One of the most important skills i have developed is mindfulness. i live mindful most of the time, and i practice gratitude daily.
Sometimes, i fail in spectacular fashion. A few days ago, Sir Raven had received some unexpected news. It was potentially good news, but i was so thrown off that i was overcome with emotion. My mind raced-backward-unfortunately. Had i caught myself then, noticed i was angry, noticed i was blowing everything out of proportion in my head, everything would have been fine.
But-nope. i sure didn’t do that. i brought up the past, and i’m not one of those people who think you should never do that. If something is a pattern of bad behavior, then that is a good reason to discuss it, in my book. That wasn’t at all the case though. It was simply a knee jerk on my end.
i thought i had a handle on it enough to talk, offer suggestions, and not have it be obvious that i was feeling a certain kind of way.
So i never even gave her a chance to offer comfort, because i never said how i was feeling or what i was thinking. i just went head first into what i wasn’t going to live through again, yada, yada, what a bitch i can be, yada.
An hour or so later, i did apologize. Neither of us were in a good place to handle anything, so i just said i would not bring the topic up again until she did. The topic was worth discussion but we needed time.

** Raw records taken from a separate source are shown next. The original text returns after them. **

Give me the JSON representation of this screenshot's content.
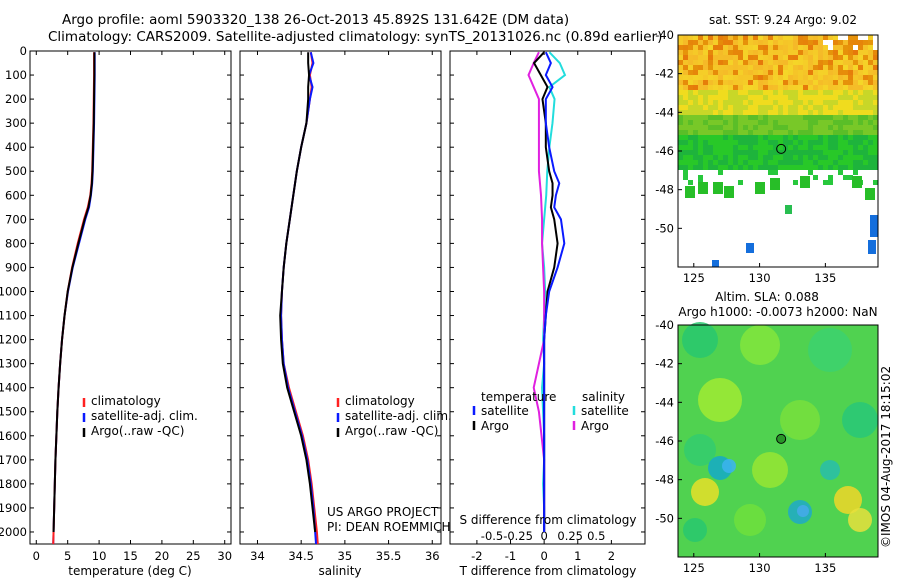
{
  "header": {
    "line1": "Argo profile: aoml 5903320_138 26-Oct-2013 45.892S 131.642E (DM data)",
    "line2": "Climatology: CARS2009. Satellite-adjusted climatology: synTS_20131026.nc (0.89d earlier)"
  },
  "colors": {
    "climatology": "#ff2020",
    "satellite": "#0a1aff",
    "argo": "#000000",
    "sal_sat": "#22dddd",
    "sal_argo": "#e020e0"
  },
  "chart_data": [
    {
      "type": "line",
      "id": "temperature",
      "xlabel": "temperature (deg C)",
      "ylabel": "",
      "xlim": [
        -1,
        31
      ],
      "ylim": [
        2050,
        0
      ],
      "xticks": [
        "0",
        "5",
        "10",
        "15",
        "20",
        "25",
        "30"
      ],
      "yticks": [
        "0",
        "100",
        "200",
        "300",
        "400",
        "500",
        "600",
        "700",
        "800",
        "900",
        "1000",
        "1100",
        "1200",
        "1300",
        "1400",
        "1500",
        "1600",
        "1700",
        "1800",
        "1900",
        "2000"
      ],
      "legend": [
        "climatology",
        "satellite-adj. clim.",
        "Argo(..raw -QC)"
      ],
      "series": [
        {
          "name": "climatology",
          "depth": [
            5,
            100,
            200,
            300,
            400,
            500,
            550,
            600,
            650,
            700,
            800,
            900,
            1000,
            1100,
            1200,
            1300,
            1400,
            1500,
            1600,
            1700,
            1800,
            1900,
            2000,
            2050
          ],
          "values": [
            9.2,
            9.2,
            9.15,
            9.1,
            9.0,
            8.9,
            8.8,
            8.6,
            8.2,
            7.6,
            6.6,
            5.7,
            5.0,
            4.5,
            4.1,
            3.8,
            3.55,
            3.35,
            3.2,
            3.05,
            2.95,
            2.85,
            2.75,
            2.7
          ]
        },
        {
          "name": "satellite-adj. clim.",
          "depth": [
            5,
            100,
            200,
            300,
            400,
            500,
            550,
            600,
            650,
            700,
            800,
            900,
            1000,
            1100,
            1200,
            1300,
            1400,
            1500,
            1600,
            1700,
            1800,
            1900,
            2000,
            2050
          ],
          "values": [
            9.3,
            9.3,
            9.25,
            9.2,
            9.1,
            9.0,
            8.9,
            8.7,
            8.4,
            7.8,
            6.8,
            5.8,
            5.05,
            4.5,
            4.1,
            3.8,
            3.55,
            3.35,
            3.2,
            3.05,
            2.95,
            2.85,
            2.75,
            2.7
          ]
        },
        {
          "name": "Argo(..raw -QC)",
          "depth": [
            5,
            100,
            200,
            300,
            400,
            500,
            550,
            600,
            650,
            700,
            800,
            900,
            1000,
            1100,
            1200,
            1300,
            1400,
            1500,
            1600,
            1700,
            1800,
            1900,
            2000
          ],
          "values": [
            9.25,
            9.25,
            9.2,
            9.15,
            9.05,
            8.95,
            8.85,
            8.65,
            8.3,
            7.7,
            6.7,
            5.75,
            5.0,
            4.5,
            4.1,
            3.8,
            3.55,
            3.35,
            3.2,
            3.05,
            2.95,
            2.85,
            2.75
          ]
        }
      ]
    },
    {
      "type": "line",
      "id": "salinity",
      "xlabel": "salinity",
      "ylabel": "",
      "xlim": [
        33.8,
        36.1
      ],
      "ylim": [
        2050,
        0
      ],
      "xticks": [
        "34",
        "34.5",
        "35",
        "35.5",
        "36"
      ],
      "legend": [
        "climatology",
        "satellite-adj. clim.",
        "Argo(..raw -QC)"
      ],
      "annotation": [
        "US ARGO PROJECT",
        "PI: DEAN ROEMMICH"
      ],
      "series": [
        {
          "name": "climatology",
          "depth": [
            5,
            50,
            100,
            150,
            200,
            300,
            400,
            500,
            600,
            700,
            800,
            900,
            1000,
            1100,
            1200,
            1300,
            1400,
            1500,
            1600,
            1700,
            1800,
            1900,
            2000,
            2050
          ],
          "values": [
            34.61,
            34.63,
            34.6,
            34.62,
            34.6,
            34.56,
            34.5,
            34.45,
            34.41,
            34.37,
            34.33,
            34.3,
            34.28,
            34.27,
            34.28,
            34.3,
            34.36,
            34.44,
            34.52,
            34.58,
            34.62,
            34.65,
            34.68,
            34.69
          ]
        },
        {
          "name": "satellite-adj. clim.",
          "depth": [
            5,
            50,
            100,
            150,
            200,
            300,
            400,
            500,
            600,
            700,
            800,
            900,
            1000,
            1100,
            1200,
            1300,
            1400,
            1500,
            1600,
            1700,
            1800,
            1900,
            2000,
            2050
          ],
          "values": [
            34.61,
            34.64,
            34.59,
            34.63,
            34.6,
            34.56,
            34.5,
            34.45,
            34.41,
            34.37,
            34.33,
            34.3,
            34.28,
            34.27,
            34.28,
            34.3,
            34.35,
            34.43,
            34.51,
            34.57,
            34.61,
            34.64,
            34.66,
            34.67
          ]
        },
        {
          "name": "Argo(..raw -QC)",
          "depth": [
            5,
            50,
            100,
            150,
            200,
            300,
            400,
            500,
            600,
            700,
            800,
            900,
            1000,
            1100,
            1200,
            1300,
            1400,
            1500,
            1600,
            1700,
            1800,
            1900,
            2000
          ],
          "values": [
            34.58,
            34.58,
            34.59,
            34.58,
            34.58,
            34.56,
            34.5,
            34.45,
            34.41,
            34.37,
            34.33,
            34.3,
            34.28,
            34.26,
            34.27,
            34.29,
            34.34,
            34.42,
            34.5,
            34.56,
            34.6,
            34.63,
            34.66
          ]
        }
      ]
    },
    {
      "type": "line",
      "id": "difference",
      "xlabel": "T difference from climatology",
      "ylabel": "",
      "xlim": [
        -2.8,
        3.0
      ],
      "ylim": [
        2050,
        0
      ],
      "xticks": [
        "-2",
        "-1",
        "0",
        "1",
        "2"
      ],
      "sticks": [
        "-0.5",
        "-0.25",
        "0",
        "0.25",
        "0.5"
      ],
      "s_label": "S difference from climatology",
      "legend": {
        "temperature": "temperature",
        "salinity": "salinity",
        "satellite": "satellite",
        "argo": "Argo"
      },
      "series": [
        {
          "name": "temperature Argo",
          "depth": [
            5,
            50,
            100,
            150,
            200,
            300,
            400,
            500,
            550,
            600,
            650,
            700,
            800,
            900,
            1000,
            1100,
            1200,
            1300,
            1400,
            1500,
            1600,
            1700,
            1800,
            1900,
            2000
          ],
          "values": [
            0.0,
            -0.3,
            -0.1,
            0.1,
            -0.05,
            0.05,
            0.05,
            0.15,
            0.25,
            0.25,
            0.2,
            0.3,
            0.4,
            0.3,
            0.1,
            0.05,
            0.0,
            0.0,
            0.0,
            0.0,
            0.0,
            0.0,
            0.0,
            0.0,
            0.0
          ]
        },
        {
          "name": "temperature satellite",
          "depth": [
            5,
            50,
            100,
            150,
            200,
            300,
            400,
            500,
            550,
            600,
            650,
            700,
            800,
            900,
            1000,
            1100,
            1200,
            1300,
            1400,
            1500,
            1600,
            1700,
            1800,
            1900,
            2000
          ],
          "values": [
            0.05,
            0.2,
            0.05,
            0.25,
            0.05,
            0.05,
            0.15,
            0.3,
            0.45,
            0.35,
            0.3,
            0.5,
            0.6,
            0.4,
            0.15,
            0.05,
            0.0,
            0.0,
            0.0,
            0.0,
            0.0,
            0.0,
            0.0,
            0.0,
            0.0
          ]
        },
        {
          "name": "salinity satellite",
          "depth": [
            5,
            50,
            100,
            150,
            200,
            300,
            400,
            500,
            600,
            700,
            800,
            900,
            1000,
            1100,
            1200,
            1300,
            1400,
            1500,
            1600,
            1700,
            1800,
            1900,
            2000
          ],
          "values": [
            0.05,
            0.15,
            0.2,
            0.05,
            0.1,
            0.08,
            0.05,
            0.03,
            0.02,
            0.0,
            -0.02,
            0.0,
            0.01,
            0.0,
            -0.01,
            0.0,
            -0.02,
            -0.01,
            0.0,
            0.0,
            -0.01,
            0.0,
            0.0
          ]
        },
        {
          "name": "salinity Argo",
          "depth": [
            5,
            50,
            100,
            150,
            200,
            400,
            500,
            600,
            700,
            800,
            1000,
            1200,
            1400,
            1500,
            1700,
            1900,
            2000
          ],
          "values": [
            -0.05,
            -0.1,
            -0.15,
            -0.1,
            -0.05,
            -0.05,
            -0.05,
            -0.03,
            -0.02,
            -0.02,
            0.0,
            0.0,
            -0.1,
            -0.05,
            0.0,
            0.0,
            0.0
          ]
        }
      ]
    }
  ],
  "maps": {
    "sst": {
      "title": "sat. SST: 9.24  Argo: 9.02",
      "xticks": [
        "125",
        "130",
        "135"
      ],
      "yticks": [
        "-40",
        "-42",
        "-44",
        "-46",
        "-48",
        "-50"
      ],
      "xlim": [
        123.8,
        139
      ],
      "ylim": [
        -52,
        -40
      ],
      "marker": {
        "lon": 131.64,
        "lat": -45.89
      }
    },
    "sla": {
      "title1": "Altim. SLA: 0.088",
      "title2": "Argo h1000: -0.0073 h2000: NaN",
      "xticks": [
        "125",
        "130",
        "135"
      ],
      "yticks": [
        "-40",
        "-42",
        "-44",
        "-46",
        "-48",
        "-50"
      ],
      "xlim": [
        123.8,
        139
      ],
      "ylim": [
        -52,
        -40
      ],
      "marker": {
        "lon": 131.64,
        "lat": -45.89
      }
    }
  },
  "footer_stamp": "©IMOS 04-Aug-2017 18:15:02"
}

The next morning, on very little sleep, i served her coffee and packed snacks in her bag. She had an early morning meeting and the rest of the day off. So i offered a very sincere, heart felt apology, and admitted i had jumped back to the past without any cause. i admitted that i was not mindful enough to stop myself and go think and reflect first. i accepted all of the blame for the frustrating conversation the night before.
i didn’t want her going into a meeting, or spend an hour getting there and home, thinking about it without knowing that i was sorry and i was wrong.
Fortunately, she forgave me. We are in the best place we have ever been together, and i can’t let anything get in the way of that progress and growth. Especially something i can control by doing what is always expected of me. You can’t have a constant pleasant demeanor if you aren’t mindful. i think that we are both so used to that being my default, that we were both surprised by my reaction and upset.
Live and learn-sometimes the hard way.